April 30 (Bloomberg) -- India may protect domestically-produced sugar from duty-free imports, farm minister Sharad Pawar said, after allowing zero-tax shipments last year to boost local supplies.
“If we have to protect sugar cane farmers,” the government has to provide “level-playing field” for local mills, Pawar said, without elaborating. The government controls the sale of locally-produced sugar while imported sweetener is sold without any restrictions.
India, the world’s biggest sugar consumer, last year allowed duty-free imports after a drought in 2009 ravaged crops and cut output. Prices in Mumbai have fallen 31 percent from a record 4,050 rupees per 100 kilograms on Jan. 8 after the government extended duty-free imports of white sugar until Dec. 31 and forecast output may be more than previously estimated.
Sugar prices “are definitely going down,” Pawar said. “We have to protect sugar cane farmers.”

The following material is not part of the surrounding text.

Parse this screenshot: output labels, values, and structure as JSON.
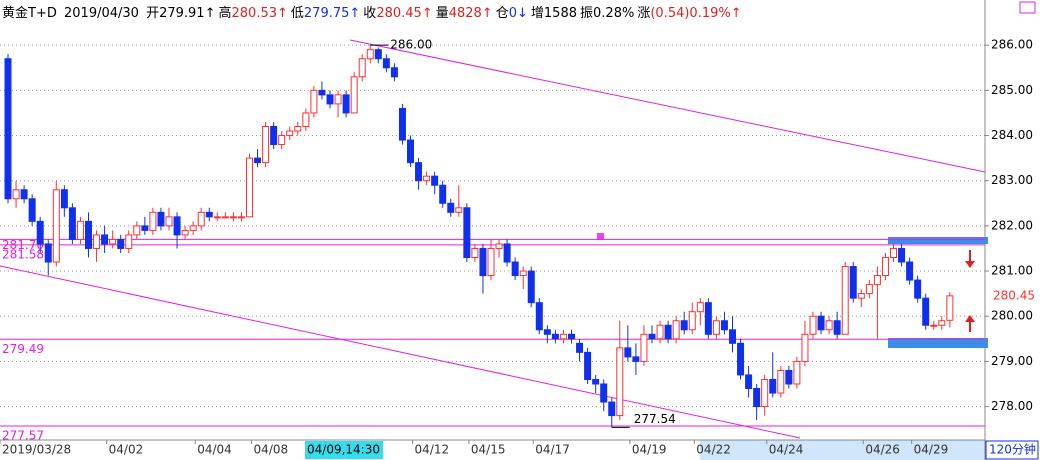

Balrampur Chini Mills Ltd. expects the Indian government will remove restrictions on the sale of sugar, Managing Director Vivek Saraogi said in an interview with Bloomberg UTV television channel yesterday. The company is the country’s second-biggest producer by capacity.
India’s sugar output may be 23 million tons in the year endig Sept. 30, 2011, compared with 18.5 million tons forecast this year, Vinay Kumar, managing director of National Federation of Cooperative Sugar Factories Ltd., said April 20.